Second, the existing sample surveys that collect data at the national level should be assessed for their comprehensiveness and better streamlined. Unit-level data from India’s sample surveys are an underutilised resource, and unfortunately, some data that are collected spending vast amounts of tax money are not available for public use at all. The National Sample Survey’s (NSS) ‘State sample’ data are a case in point. Pooling of Central and State samples will enhance the policy relevance of NSS data, as the data can then be used to arrive at district-level estimates.

It should be a high policy priority to conduct a comprehensive assessment of existing surveys with the aim of streamlining a set of health and nutrition indicators to continuously track the national targets. Overall surveys can also be strengthened, keeping in mind India’s double burden of communicable and non-communicable diseases.

Third, the national Health Management Information System (HMIS), which serves as the backbone for monitoring results of the National Health Mission, needs reform.
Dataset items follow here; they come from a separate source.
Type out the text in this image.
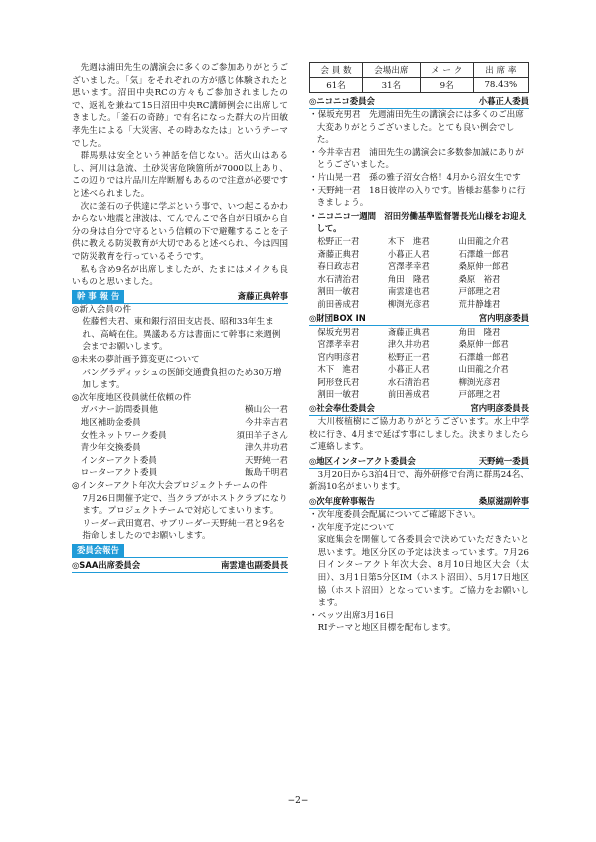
先週は浦田先生の講演会に多くのご参加ありがとうございました。「気」をそれぞれの方が感じ体験されたと思います。沼田中央RCの方々もご参加されましたので、返礼を兼ねて15日沼田中央RC講師例会に出席してきました。「釜石の奇跡」で有名になった群大の片田敏孝先生による「大災害、その時あなたは」というテーマでした。

群馬県は安全という神話を信じない。活火山はあるし、河川は急流、土砂災害危険箇所が7000以上あり、この辺りでは片品川左岸断層もあるので注意が必要ですと述べられました。

次に釜石の子供達に学ぶという事で、いつ起こるかわからない地震と津波は、てんでんこで各自が日頃から自分の身は自分で守るという信頼の下で避難することを子供に教える防災教育が大切であると述べられ、今は四国で防災教育を行っているそうです。

私も含め9名が出席しましたが、たまにはメイクも良いものと思いました。

幹 事 報 告	斎藤正典幹事

◎新入会員の件

佐藤哲夫君、東和銀行沼田支店長、昭和33年生まれ、高崎在住。異議ある方は書面にて幹事に来週例会までお願いします。

◎未来の夢計画予算変更について

バングラディッシュの医師交通費負担のため30万増加します。

◎次年度地区役員就任依頼の件

ガバナー訪問委員他	横山公一君
地区補助金委員	今井幸吉君
女性ネットワーク委員	須田羊子さん
青少年交換委員	津久井功君
インターアクト委員	天野純一君
ローターアクト委員	飯島千明君

◎インターアクト年次大会プロジェクトチームの件

7月26日開催予定で、当クラブがホストクラブになります。プロジェクトチームで対応してまいります。

リーダー武田寛君、サブリーダー天野純一君と9名を指命しましたのでお願いします。

委員会報告
◎SAA出席委員会	南雲達也副委員長
会 員 数	会場出席	メ ー ク	出 席 率
61名	31名	9名	78.43%
◎ニコニコ委員会	小暮正人委員

・保坂充男君　先週浦田先生の講演会には多くのご出席大変ありがとうございました。とても良い例会でした。

・今井幸吉君　浦田先生の講演会に多数参加誠にありがとうございました。

・片山晃一君　孫の雅子沼女合格！4月から沼女生です

・天野純一君　18日彼岸の入りです。皆様お墓参りに行きましょう。

・ニコニコ一週間　沼田労働基準監督署長光山様をお迎えして。

松野正一君	木下　進君	山田龍之介君
斎藤正典君	小暮正人君	石澤雄一郎君
春日政志君	宮澤孝幸君	桑原伸一郎君
水石清治君	角田　隆君	桑原　裕君
割田一敏君	南雲達也君	戸部理之君
前田善成君	柳渕光彦君	荒井静雄君
◎財団BOX IN	宮内明彦委員
保坂充男君	斎藤正典君	角田　隆君
宮澤孝幸君	津久井功君	桑原伸一郎君
宮内明彦君	松野正一君	石澤雄一郎君
木下　進君	小暮正人君	山田龍之介君
阿形登氏君	水石清治君	柳渕光彦君
割田一敏君	前田善成君	戸部理之君
◎社会奉仕委員会	宮内明彦委員長

大川桜植樹にご協力ありがとうございます。水上中学校に行き、4月まで延ばす事にしました。決まりましたらご連絡します。

◎地区インターアクト委員会	天野純一委員

3月20日から3泊4日で、海外研修で台湾に群馬24名、新潟10名がまいります。

◎次年度幹事報告	桑原滋副幹事

・次年度委員会配属についてご確認下さい。

・次年度予定について

家庭集会を開催して各委員会で決めていただきたいと思います。地区分区の予定は決まっています。7月26日インターアクト年次大会、8月10日地区大会（太田）、3月1日第5分区IM（ホスト沼田）、5月17日地区協（ホスト沼田）となっています。ご協力をお願いします。

・ペッツ出席3月16日

RIテーマと地区目標を配布します。

−2−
Learning from the District Information System for Education (DISE), which seamlessly integrates public and private sectors into a comprehensive management information system, the HMIS needs to be expanded to integrate the vast private healthcare delivery system in order to enhance policy relevance; the HMIS currently captures only 12.7 per cent of the annual estimated infant deaths and 24.8 per cent of the annual estimated maternal deaths in the country.

Last, the ORF report recommends setting up of a national forum on health and nutrition statistics in line with the Federal Interagency Forum on Child and Family Statistics of the U.S. This mechanism will comprise of Central government agencies and ministries which currently collect, store, analyse and distribute different sets of health and nutrition data. Its mission should be to foster coordination and collaboration and to enhance consistency in the collection and reporting of health and nutrition data.

Hopefully these recommendations would be looked at and discussed by policymakers in their consultative process. Just like Make in India, staying healthy in India should be the goal as well for our nation’s future.

Priyanka Chaturvedi is a National Spokesperson of the Congress party.